(1) The most striking thing is how much of an outlier the US is in terms of GDP devoted to healthcare. Mandatory spending at 8.5% of GDP is similar to other countries. But then "voluntary" spending is an additional 8.8%, similar to most other countries total spending.
Probably this is an indication on something rotten with healthcare in the US. But the benign explanation might be that other countries seem to have limits on how much demand you can have for healthcare (for instance banning private insurance). So if demand weren't capped maybe other countries would increase healthcare spending.
In anycase, it makes the claim that Warren's plan would be bankrupt the system less creditable. Other countries spend much less on medical care.
(2) Many countries have not settled on single payer and still have universal coverage. eg Australia and France have duel payer systems. Germany, Switzerland and the Netherlands have competing payer. That indicates that reforming Obamacare is a viable way to achieve a steady state policy.

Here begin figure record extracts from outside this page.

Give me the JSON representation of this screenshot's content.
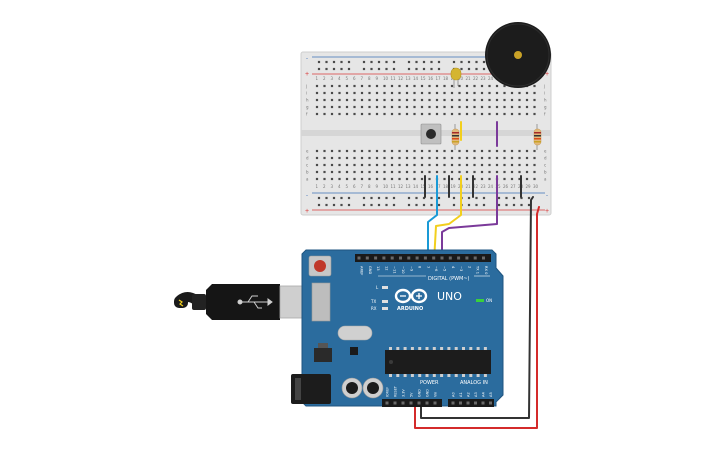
{
  "colors": {
    "board": "#2b6c9e",
    "board_edge": "#1f5580",
    "breadboard": "#e8e8e8",
    "rail_red": "#d83b3b",
    "rail_blue": "#3d6fb6",
    "wire_blue": "#1a9ad6",
    "wire_yellow": "#f2cf1d",
    "wire_purple": "#7b3a9a",
    "wire_black": "#333333",
    "wire_red": "#d42b2b"
  },
  "arduino": {
    "brand_text": "ARDUINO",
    "model_text": "UNO",
    "digital_label": "DIGITAL (PWM~)",
    "power_label": "POWER",
    "analog_label": "ANALOG IN",
    "on_label": "ON",
    "tx_label": "TX",
    "rx_label": "RX",
    "l_label": "L",
    "digital_pins": [
      "AREF",
      "GND",
      "13",
      "12",
      "~11",
      "~10",
      "~9",
      "8",
      "7",
      "~6",
      "~5",
      "4",
      "~3",
      "2",
      "TX 1",
      "RX 0"
    ],
    "power_pins": [
      "IOREF",
      "RESET",
      "3.3V",
      "5V",
      "GND",
      "GND",
      "Vin"
    ],
    "analog_pins": [
      "A0",
      "A1",
      "A2",
      "A3",
      "A4",
      "A5"
    ]
  },
  "breadboard": {
    "rail_plus": "+",
    "rail_minus": "-",
    "row_letters_top": [
      "j",
      "i",
      "h",
      "g",
      "f"
    ],
    "row_letters_bottom": [
      "e",
      "d",
      "c",
      "b",
      "a"
    ],
    "column_numbers": [
      "1",
      "2",
      "3",
      "4",
      "5",
      "6",
      "7",
      "8",
      "9",
      "10",
      "11",
      "12",
      "13",
      "14",
      "15",
      "16",
      "17",
      "18",
      "19",
      "20",
      "21",
      "22",
      "23",
      "24",
      "25",
      "26",
      "27",
      "28",
      "29",
      "30"
    ]
  },
  "components": {
    "usb_cable": "usb-cable",
    "buzzer": "piezo-buzzer",
    "led": "led",
    "pushbutton": "pushbutton",
    "resistors": 2
  }
}
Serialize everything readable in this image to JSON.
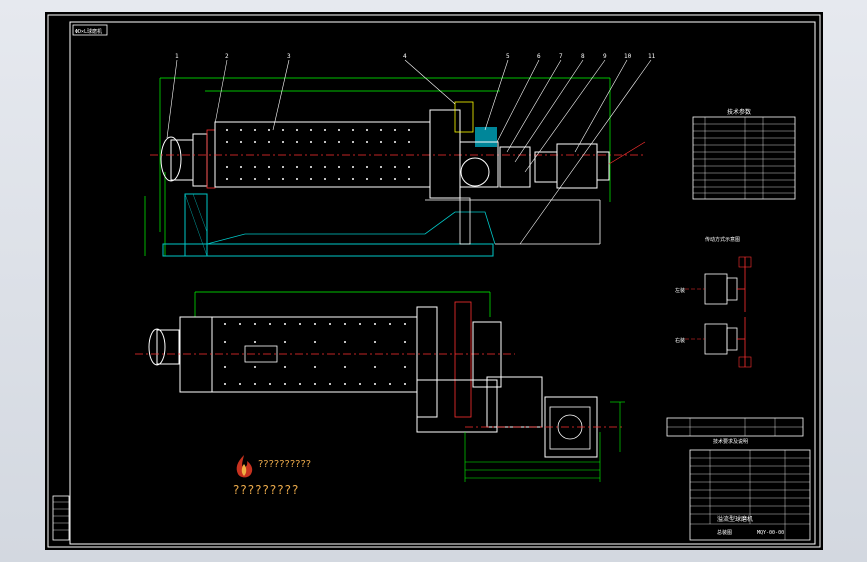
{
  "drawing": {
    "border_label": "ΦD×L球磨机",
    "part_numbers": [
      "1",
      "2",
      "3",
      "4",
      "5",
      "6",
      "7",
      "8",
      "9",
      "10",
      "11"
    ],
    "tech_table_title": "技术参数",
    "transmission_title": "传动方式示意图",
    "transmission_labels": [
      "左装",
      "右装"
    ],
    "bottom_note": "技术要求及说明",
    "title_block_name": "溢流型球磨机",
    "title_block_sheet": "总装图",
    "title_block_code": "MQY-00-00"
  },
  "logo": {
    "text": "??????????",
    "caption": "?????????"
  },
  "colors": {
    "background": "#000000",
    "frame": "#ffffff",
    "outline": "#ffffff",
    "dimension": "#00ff00",
    "centerline": "#ff3030",
    "hidden": "#ffff00",
    "foundation": "#00c8c8",
    "accent": "#00e0ff",
    "logo": "#e8a84a"
  }
}
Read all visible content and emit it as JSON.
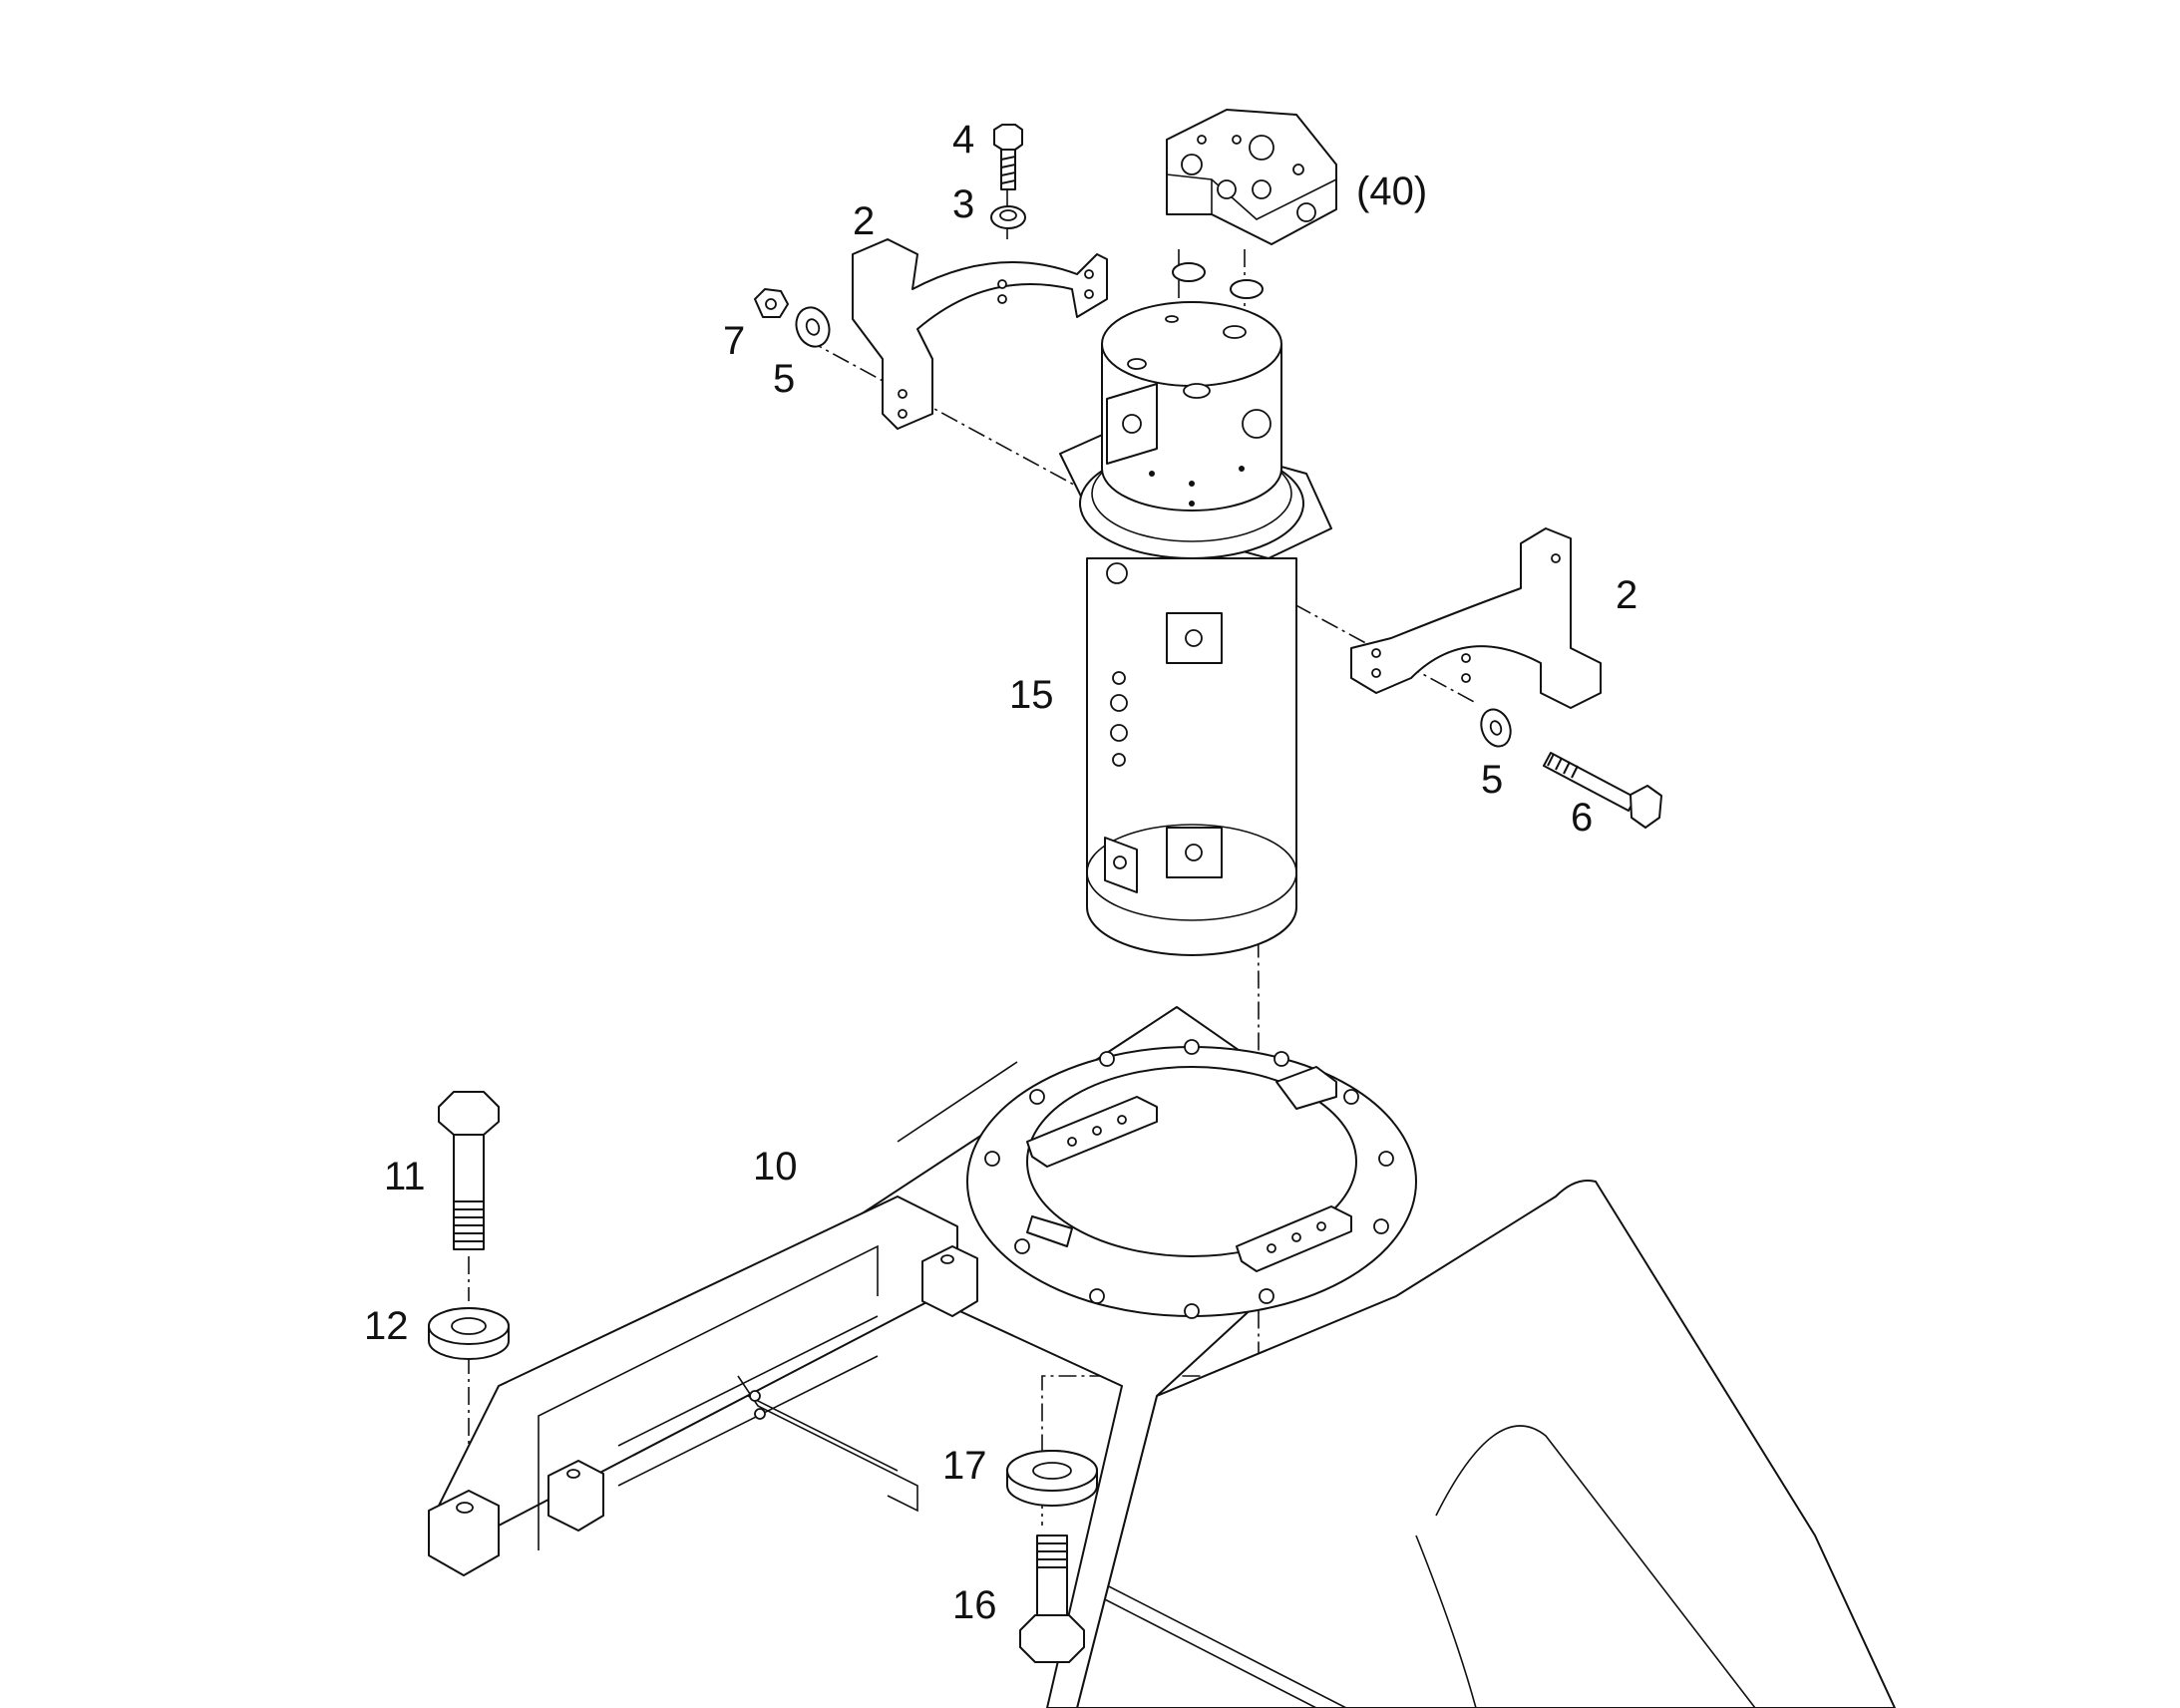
{
  "callouts": {
    "item_4": "4",
    "item_3": "3",
    "item_2_top": "2",
    "item_40": "(40)",
    "item_7": "7",
    "item_5_left": "5",
    "item_2_right": "2",
    "item_15": "15",
    "item_5_right": "5",
    "item_6": "6",
    "item_11": "11",
    "item_10": "10",
    "item_12": "12",
    "item_17": "17",
    "item_16": "16"
  },
  "colors": {
    "line": "#111111",
    "background": "#ffffff"
  }
}
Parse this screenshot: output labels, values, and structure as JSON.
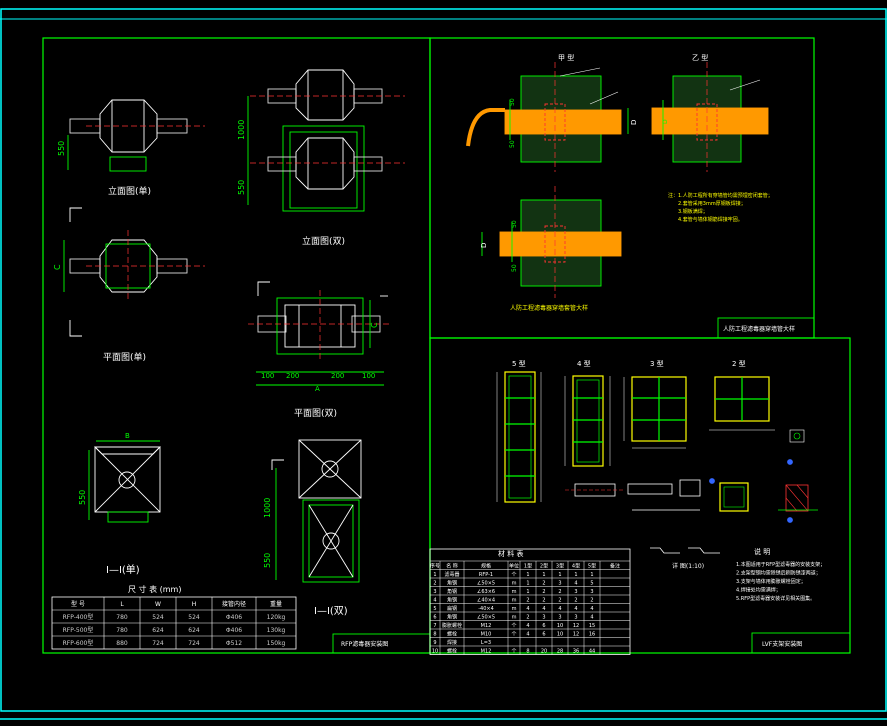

It looks like the main tradeoff is you end up with much higher rate times and reduced specialist services in single payer (eg 20+% in the UK/Can can't see a specialist in 2 months as opposed <10% in competing payer). But competing payer has endless wrangling over how to adjust risk pools and shared costs. Note this is on a sample of only two single payer systems.
It could be that given how lobbying works in the US the US would be particularly bad at single payer. Or maybe countries that join the game later are single payer because they can skip more pre-modern organizations of insurance.
At least from Switzerland it looks like not banning private insurance causes healthy competition with public insurance that improves the coverage of public insurance.
(3) No other country is completely free. They all have some level of copays and deductibles with subsidies for low income. Even the UK has 2% of GDP from voluntery spending including drug copays.
The anglosphere seems to fund healthcare through general taxation. Switzerland through premiums. And the other countries sampled through payroll taxes.
So Medicare-for-All is a bit of an outlier in that its neither funded by payroll tax and has no voluntery spending. It looks like an extreme version of the UK's single payer system.